Man kann über viele Dinge hinwegsehen und Kompromisse schließen, aber man braucht einen gemeinsamen Nenner. Ich glaube, ich könnte mit niemandem zusammenleben, der nicht achtsam mit sich selbst, der Umwelt, dem Planeten und den Mitmenschen umgeht. Das würde mir total widerstreben und einfach nicht passen.

 

Du gehst auch dann auf die Bühne, wenn es Dir mal nicht so gut geht – wie in Köln, am Ende Deiner Tour letztes Jahr. Wie achtsam bist Du Dir selbst gegenüber?

Erschöpfung, Stress, Nervosität – das ist bei mir oft so während einer Tour.
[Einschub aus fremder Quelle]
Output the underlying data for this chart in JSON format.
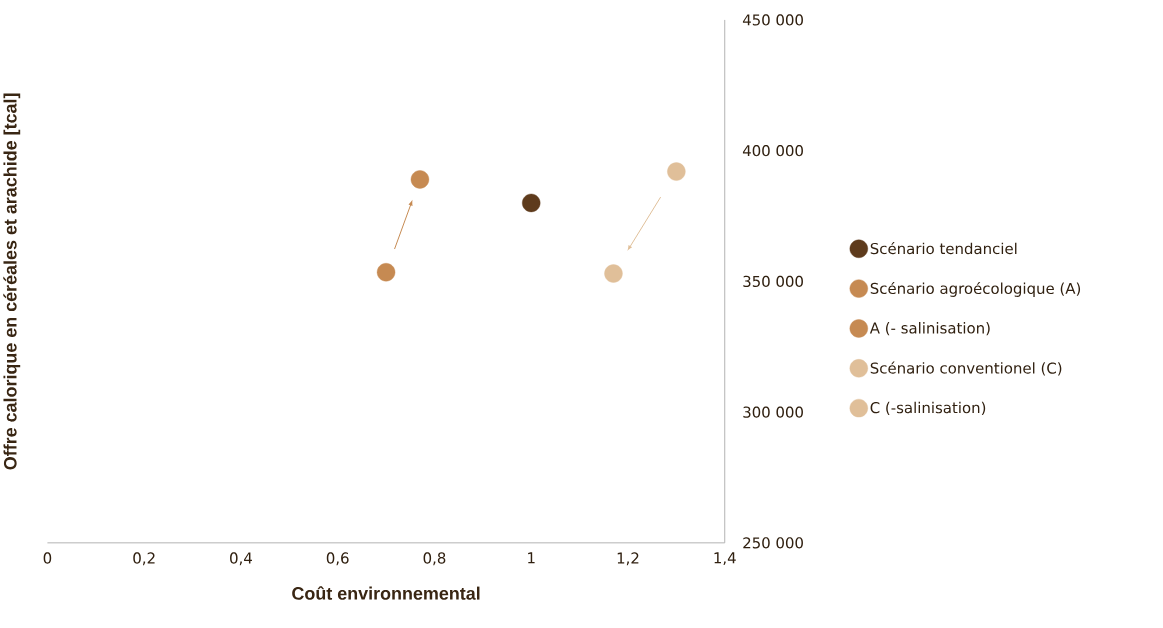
{
  "chart_data": {
    "type": "scatter",
    "xlabel": "Coût environnemental",
    "ylabel": "Offre calorique en céréales et arachide [tcal]",
    "xlim": [
      0,
      1.4
    ],
    "xticks": [
      0,
      {
        "value": 0.2,
        "label": "0,2"
      },
      {
        "value": 0.4,
        "label": "0,4"
      },
      {
        "value": 0.6,
        "label": "0,6"
      },
      {
        "value": 0.8,
        "label": "0,8"
      },
      1,
      {
        "value": 1.2,
        "label": "1,2"
      },
      {
        "value": 1.4,
        "label": "1,4"
      }
    ],
    "ylim": [
      250000,
      450000
    ],
    "yticks": [
      {
        "value": 250000,
        "label": "250 000"
      },
      {
        "value": 300000,
        "label": "300 000"
      },
      {
        "value": 350000,
        "label": "350 000"
      },
      {
        "value": 400000,
        "label": "400 000"
      },
      {
        "value": 450000,
        "label": "450 000"
      }
    ],
    "marker": "circle",
    "legend": "right",
    "grid": false,
    "series": [
      {
        "name": "Scénario tendanciel",
        "color": "#5e3b1c",
        "x": [
          1.0
        ],
        "values": [
          380000
        ]
      },
      {
        "name": "Scénario agroécologique (A)",
        "color": "#c68a52",
        "x": [
          0.77
        ],
        "values": [
          389000
        ]
      },
      {
        "name": "A (- salinisation)",
        "color": "#c68a52",
        "x": [
          0.7
        ],
        "values": [
          353500
        ]
      },
      {
        "name": "Scénario conventionel (C)",
        "color": "#e0bf99",
        "x": [
          1.17
        ],
        "values": [
          353000
        ]
      },
      {
        "name": "C (-salinisation)",
        "color": "#e0bf99",
        "x": [
          1.3
        ],
        "values": [
          392000
        ]
      }
    ]
  }
}
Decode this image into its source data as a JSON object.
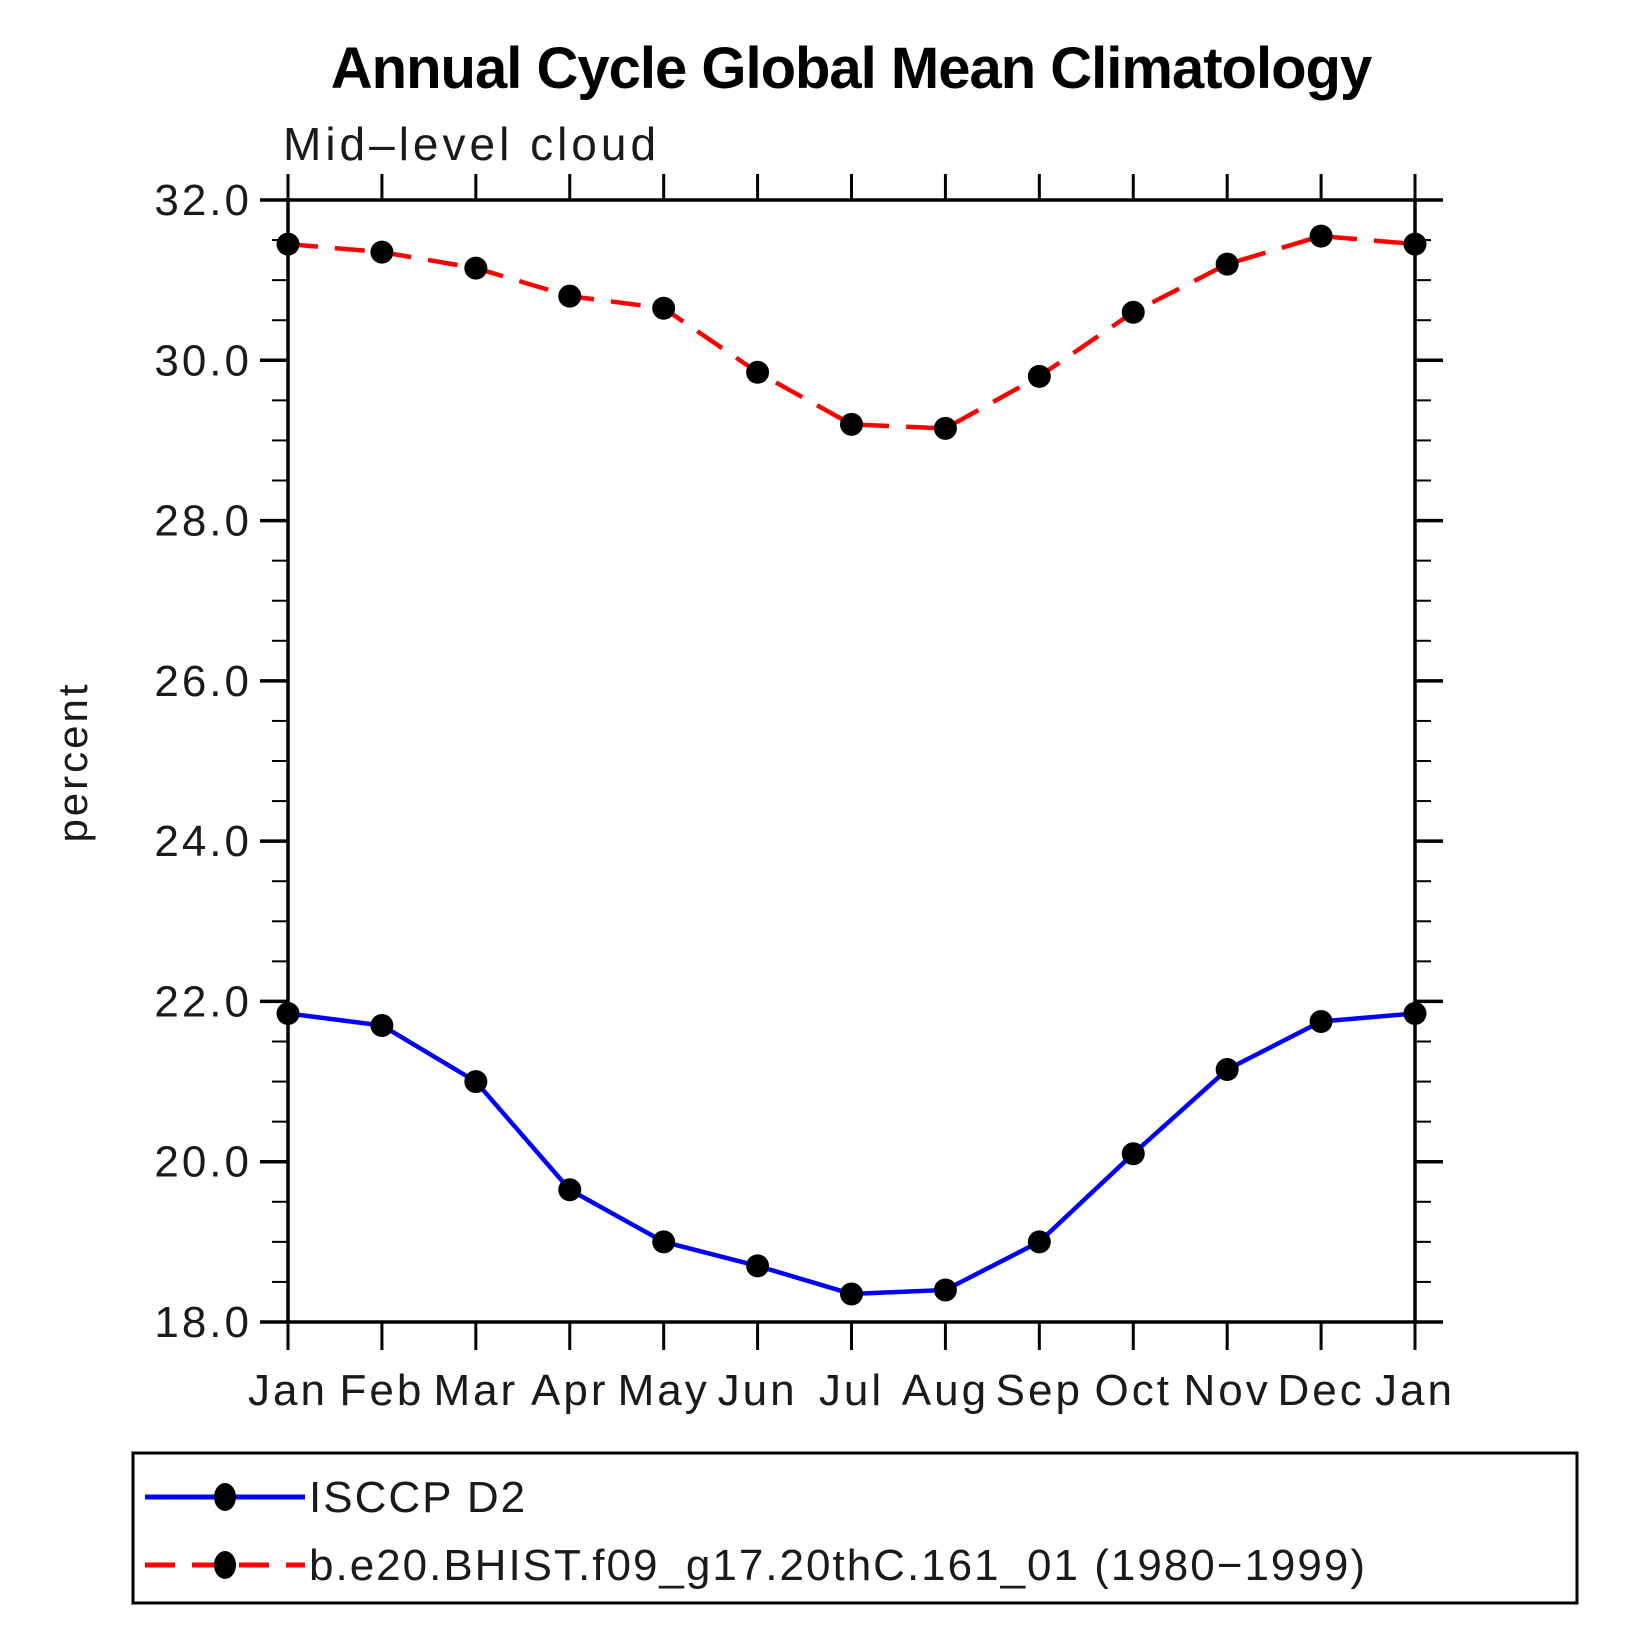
{
  "title": "Annual Cycle Global Mean Climatology",
  "subtitle": "Mid–level cloud",
  "ylabel": "percent",
  "legend": {
    "entries": [
      {
        "label": "ISCCP D2",
        "color": "#0000ff",
        "dash": "solid"
      },
      {
        "label": "b.e20.BHIST.f09_g17.20thC.161_01 (1980−1999)",
        "color": "#ff0000",
        "dash": "dashed"
      }
    ]
  },
  "chart_data": {
    "type": "line",
    "title": "Annual Cycle Global Mean Climatology",
    "subtitle": "Mid–level cloud",
    "xlabel": "",
    "ylabel": "percent",
    "categories": [
      "Jan",
      "Feb",
      "Mar",
      "Apr",
      "May",
      "Jun",
      "Jul",
      "Aug",
      "Sep",
      "Oct",
      "Nov",
      "Dec",
      "Jan"
    ],
    "series": [
      {
        "name": "ISCCP D2",
        "color": "#0000ff",
        "dash": "solid",
        "marker": "black-circle",
        "values": [
          21.85,
          21.7,
          21.0,
          19.65,
          19.0,
          18.7,
          18.35,
          18.4,
          19.0,
          20.1,
          21.15,
          21.75,
          21.85
        ]
      },
      {
        "name": "b.e20.BHIST.f09_g17.20thC.161_01 (1980−1999)",
        "color": "#ff0000",
        "dash": "dashed",
        "marker": "black-circle",
        "values": [
          31.45,
          31.35,
          31.15,
          30.8,
          30.65,
          29.85,
          29.2,
          29.15,
          29.8,
          30.6,
          31.2,
          31.55,
          31.45
        ]
      }
    ],
    "ylim": [
      18.0,
      32.0
    ],
    "ytick_major": 2.0,
    "ytick_minor": 0.5,
    "ytick_labels": [
      "32.0",
      "30.0",
      "28.0",
      "26.0",
      "24.0",
      "22.0",
      "20.0",
      "18.0"
    ],
    "marker_color": "#000000",
    "axis_color": "#000000",
    "grid": false,
    "legend_position": "bottom"
  }
}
Aber irgendwie schleppe ich mich dann weiter. Ich bin schon sehr streng und hart mit mir. Ein tüchtiger Arbeiter, aufgewachsen in einer deutschen BWL-er-Familie – daher das Unternehmerische und das Verlangen nach Erfolg. Auf der anderen Seite bin ich ein total sensibler, emotionaler Mensch – ein Künstler, liebesbedürftig und naturverbunden. Wenn die beiden in mir gegeneinander arbeiten, ist es schwierig. Jetzt bin ich dabei, dass diese beiden Charakteranteile sich anfreunden und miteinander harmonieren. Es geht darum, alle meine Eigenschaften zu akzeptieren und zu lieben – auch die, die ich nicht mag.

 

Der Beitrag erschien zunächst im Veganmagazin.